In February, more than 100 Christians and other religious minorities were sent to these camps, also known as “mind-transforming centers,” in the northwestern Xinjiang region, World Watch Monitor reported.
One woman said she lost contact with her husband, the leader of a community of Christians who come from Muslim backgrounds, after he was sent to one of the re-education centers.
“I don’t know where my husband is right now, but I believe that God still uses him in prisons or camps,” she told World Watch Monitor. “Sometimes I am worried that he doesn’t have enough clothes to keep warm in the prison.”
Last month, Chinese police carried out a raid on at least five houses of worship in the eastern Shandong province, seizing more than 1,100 Bibles and other “illegal” publications.
And last year, the government in China’s coastal Zhejiang province ordered the installation of cameras and other surveillance equipment in churches purportedly to combat terrorism, ChinaAid reported.

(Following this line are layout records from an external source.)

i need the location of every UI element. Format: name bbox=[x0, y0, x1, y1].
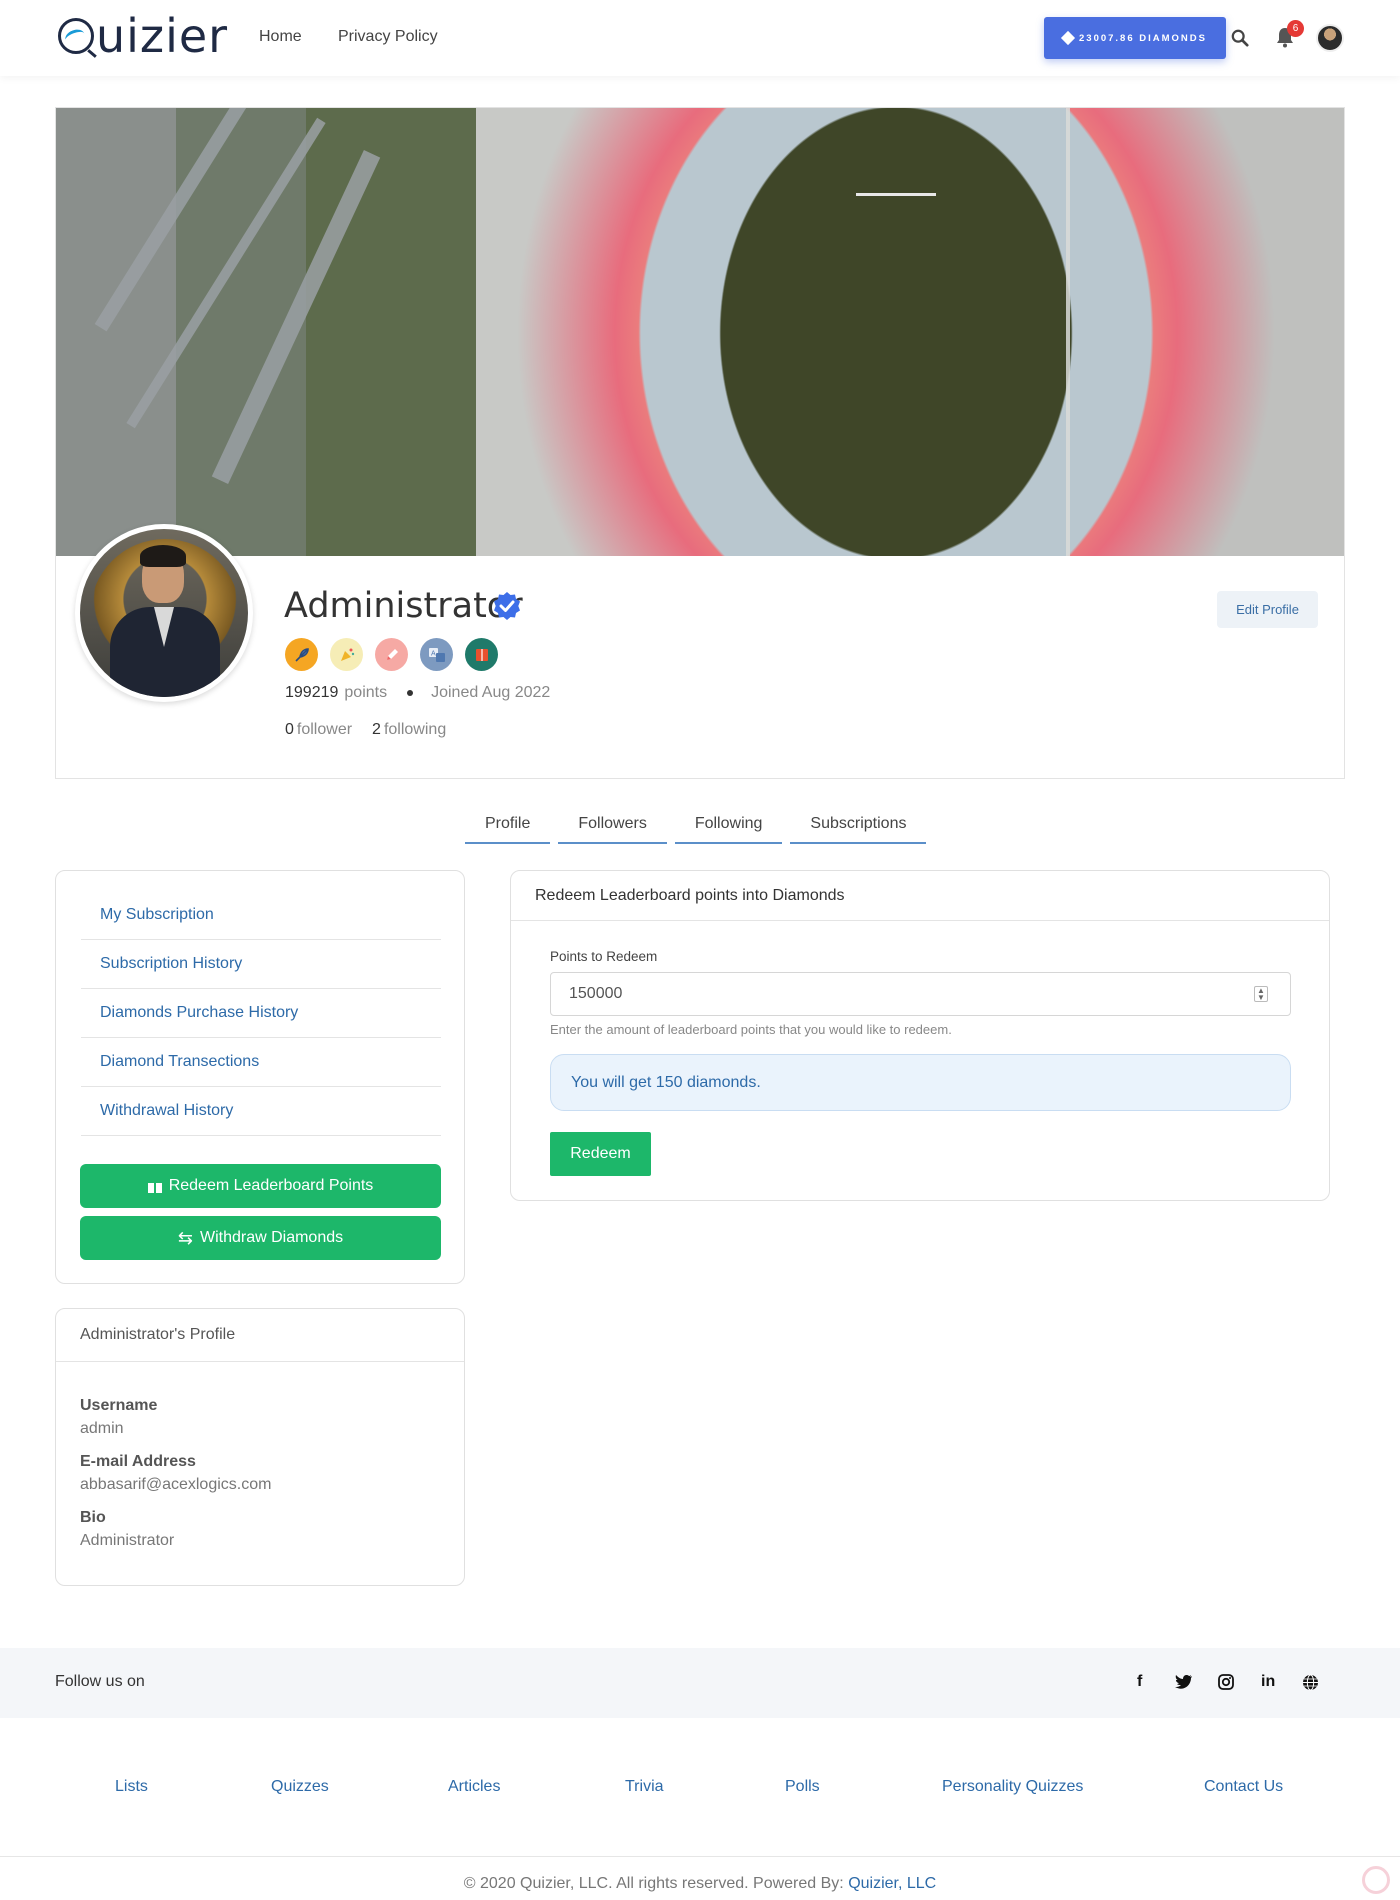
profile-tabs: Profile Followers Following Subscription… bbox=[465, 808, 927, 844]
sidebar-link-subscription-history[interactable]: Subscription History bbox=[81, 940, 441, 989]
copyright-text: © 2020 Quizier, LLC. All rights reserved… bbox=[463, 1875, 937, 1892]
redeem-leaderboard-points-label: Redeem Leaderboard Points bbox=[168, 1177, 374, 1194]
redeem-points-card: Redeem Leaderboard points into Diamonds … bbox=[510, 870, 1330, 1201]
pencil-badge-icon[interactable] bbox=[375, 638, 408, 671]
followers-stat[interactable]: 0 follower bbox=[285, 721, 352, 739]
book-badge-icon[interactable] bbox=[465, 638, 498, 671]
points-help-text: Enter the amount of leaderboard points t… bbox=[550, 1022, 952, 1037]
top-navbar: uizier Home Privacy Policy 23007.86 DIAM… bbox=[0, 0, 1400, 76]
tab-subscriptions[interactable]: Subscriptions bbox=[790, 808, 927, 844]
edit-profile-button[interactable]: Edit Profile bbox=[1217, 591, 1318, 628]
bio-value: Administrator bbox=[80, 1532, 175, 1549]
instagram-icon[interactable] bbox=[1218, 1674, 1234, 1690]
user-avatar-menu[interactable] bbox=[1316, 24, 1344, 52]
sidebar-link-my-subscription[interactable]: My Subscription bbox=[81, 891, 441, 940]
footer-link-articles[interactable]: Articles bbox=[448, 1778, 500, 1796]
tab-following[interactable]: Following bbox=[674, 808, 783, 844]
party-badge-icon[interactable] bbox=[330, 638, 363, 671]
redeem-button[interactable]: Redeem bbox=[550, 1132, 651, 1176]
points-count: 199219 bbox=[285, 684, 339, 701]
joined-date: Joined Aug 2022 bbox=[431, 684, 551, 701]
search-icon[interactable] bbox=[1231, 29, 1249, 47]
username-value: admin bbox=[80, 1420, 124, 1437]
exchange-icon: ⇆ bbox=[177, 1228, 193, 1248]
redeem-leaderboard-points-button[interactable]: Redeem Leaderboard Points bbox=[80, 1164, 441, 1208]
twitter-icon[interactable] bbox=[1175, 1674, 1193, 1690]
diamond-icon bbox=[1060, 30, 1076, 46]
svg-text:A: A bbox=[431, 650, 436, 657]
follow-us-text: Follow us on bbox=[55, 1673, 145, 1690]
logo-q-icon bbox=[58, 18, 94, 54]
footer-link-lists[interactable]: Lists bbox=[115, 1778, 148, 1796]
follow-us-bar: Follow us on f in bbox=[0, 1648, 1400, 1718]
diamonds-balance-label: 23007.86 DIAMONDS bbox=[1079, 32, 1207, 44]
separator-dot bbox=[407, 690, 414, 696]
nav-link-home[interactable]: Home bbox=[259, 28, 302, 46]
points-to-redeem-label: Points to Redeem bbox=[550, 949, 658, 964]
following-stat[interactable]: 2 following bbox=[372, 721, 446, 739]
tab-profile[interactable]: Profile bbox=[465, 808, 551, 844]
corner-watermark-icon bbox=[1362, 1866, 1390, 1894]
withdraw-diamonds-label: Withdraw Diamonds bbox=[199, 1229, 344, 1246]
points-label: points bbox=[344, 684, 388, 701]
bio-label: Bio bbox=[80, 1509, 106, 1526]
translate-badge-icon[interactable]: A bbox=[420, 638, 453, 671]
number-spinner[interactable]: ▲ ▼ bbox=[1254, 986, 1268, 1002]
footer-link-polls[interactable]: Polls bbox=[785, 1778, 820, 1796]
redeem-card-title: Redeem Leaderboard points into Diamonds bbox=[511, 871, 1329, 921]
username-label: Username bbox=[80, 1397, 158, 1414]
follow-stats: 0 follower 2 following bbox=[285, 721, 446, 739]
cover-photo bbox=[56, 108, 1344, 556]
feather-badge-icon[interactable] bbox=[285, 638, 318, 671]
email-value: abbasarif@acexlogics.com bbox=[80, 1476, 272, 1493]
sidebar-link-diamond-transactions[interactable]: Diamond Transections bbox=[81, 1038, 441, 1087]
verified-badge-icon bbox=[494, 592, 520, 620]
points-to-redeem-input[interactable] bbox=[550, 972, 1291, 1016]
footer-link-quizzes[interactable]: Quizzes bbox=[271, 1778, 329, 1796]
about-card-title: Administrator's Profile bbox=[56, 1309, 464, 1362]
profile-stats: 199219 points Joined Aug 2022 bbox=[285, 684, 550, 702]
footer-divider bbox=[0, 1856, 1400, 1857]
notification-count-badge: 6 bbox=[1287, 20, 1304, 37]
sidebar-link-withdrawal-history[interactable]: Withdrawal History bbox=[81, 1087, 441, 1136]
tab-followers[interactable]: Followers bbox=[558, 808, 667, 844]
facebook-icon[interactable]: f bbox=[1137, 1673, 1142, 1691]
account-sidebar: My Subscription Subscription History Dia… bbox=[55, 870, 465, 1284]
footer-link-personality-quizzes[interactable]: Personality Quizzes bbox=[942, 1778, 1083, 1796]
gift-icon bbox=[147, 1179, 162, 1193]
about-profile-card: Administrator's Profile Username admin E… bbox=[55, 1308, 465, 1586]
globe-icon[interactable] bbox=[1302, 1674, 1319, 1691]
diamonds-preview-alert: You will get 150 diamonds. bbox=[550, 1054, 1291, 1111]
profile-name: Administrator bbox=[284, 586, 523, 626]
achievement-badges: A bbox=[285, 638, 498, 671]
footer-link-trivia[interactable]: Trivia bbox=[625, 1778, 664, 1796]
sidebar-link-diamonds-purchase-history[interactable]: Diamonds Purchase History bbox=[81, 989, 441, 1038]
profile-header-card: Administrator A 199219 points Joined Aug… bbox=[55, 107, 1345, 779]
email-label: E-mail Address bbox=[80, 1453, 196, 1470]
quizier-logo[interactable]: uizier bbox=[58, 9, 229, 63]
logo-text: uizier bbox=[96, 9, 229, 63]
withdraw-diamonds-button[interactable]: ⇆ Withdraw Diamonds bbox=[80, 1216, 441, 1260]
linkedin-icon[interactable]: in bbox=[1261, 1673, 1275, 1691]
powered-by-link[interactable]: Quizier, LLC bbox=[848, 1875, 936, 1892]
nav-link-privacy-policy[interactable]: Privacy Policy bbox=[338, 28, 438, 46]
diamonds-balance-button[interactable]: 23007.86 DIAMONDS bbox=[1044, 17, 1226, 59]
profile-avatar bbox=[75, 524, 253, 702]
footer-link-contact-us[interactable]: Contact Us bbox=[1204, 1778, 1283, 1796]
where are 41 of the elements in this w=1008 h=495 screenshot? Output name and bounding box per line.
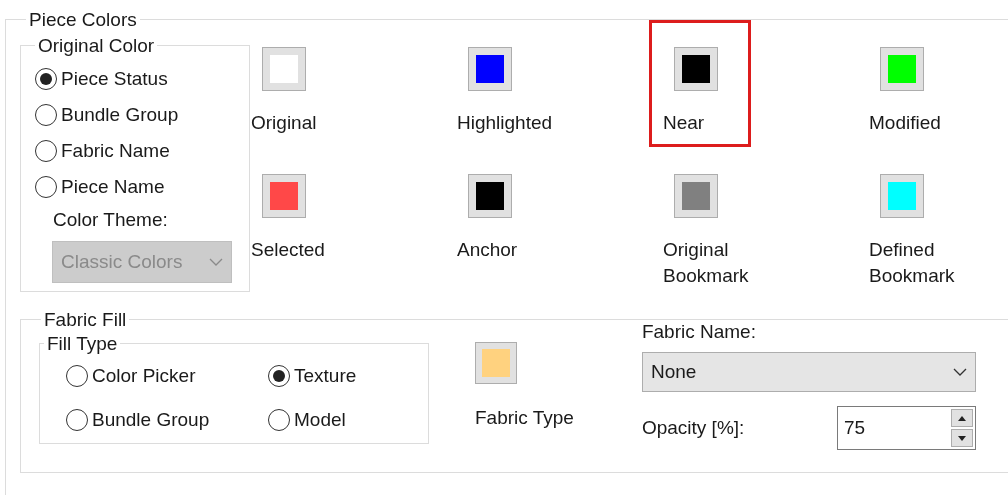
color-swatch[interactable] [674,46,718,91]
color-swatch[interactable] [674,173,718,218]
swatch-label: Defined Bookmark [869,237,956,288]
group-title: Fill Type [46,331,119,356]
swatch-label: Highlighted [457,110,554,135]
fabric-dropdown[interactable]: None [641,352,976,393]
radio-option[interactable]: Fabric Name [35,135,249,166]
radio-option[interactable]: Bundle Group [35,99,249,130]
group-title: Fabric Fill [43,307,128,332]
spin-down-button[interactable] [950,429,973,448]
chevron-down-icon [209,258,223,267]
radio-option[interactable]: Texture [268,361,408,392]
swatch-label: Anchor [457,237,519,262]
swatch-label: Modified [869,110,942,135]
color-swatch[interactable] [262,173,306,218]
swatch-label: Original Bookmark [663,237,750,288]
field-label: Opacity [%]: [641,416,745,441]
group-title: Original Color [37,33,156,58]
swatch-label: Original [251,110,318,135]
field-label: Color Theme: [53,207,169,232]
radio-option[interactable]: Piece Name [35,171,249,202]
radio-option[interactable]: Color Picker [66,361,268,392]
swatch-label: Near [663,110,706,135]
radio-option[interactable]: Bundle Group [66,405,268,436]
group-title: Piece Colors [28,8,138,32]
color-swatch[interactable] [880,46,924,91]
swatch-label: Selected [251,237,326,262]
color-swatch[interactable] [475,341,517,384]
chevron-down-icon [952,368,967,377]
color-swatch[interactable] [880,173,924,218]
spin-up-button[interactable] [950,409,973,428]
color-swatch[interactable] [262,46,306,91]
field-label: Fabric Name: [641,319,757,344]
radio-option[interactable]: Piece Status [35,63,249,94]
swatch-label: Fabric Type [475,405,574,430]
opacity-spinbox[interactable]: 75 [836,406,976,451]
color-swatch[interactable] [468,46,512,91]
color-swatch[interactable] [468,173,512,218]
up-arrow-icon [957,415,966,421]
radio-option[interactable]: Model [268,405,408,436]
down-arrow-icon [957,435,966,441]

Hundreds of police officers converged on churches in the area to carry out the order, beating and arresting Christians who resisted.
Mr. Fu said Western governments and corporations could be applying more pressure on the communist regime. He condemned Apple for agreeing to comply with regulations that would give authorities easier access to text messages, emails and other data stored by Chinese citizens in the iCloud.
“I hope President Trump can tweet about this,” Mr. Fu said. “It’s already a human rights disaster.”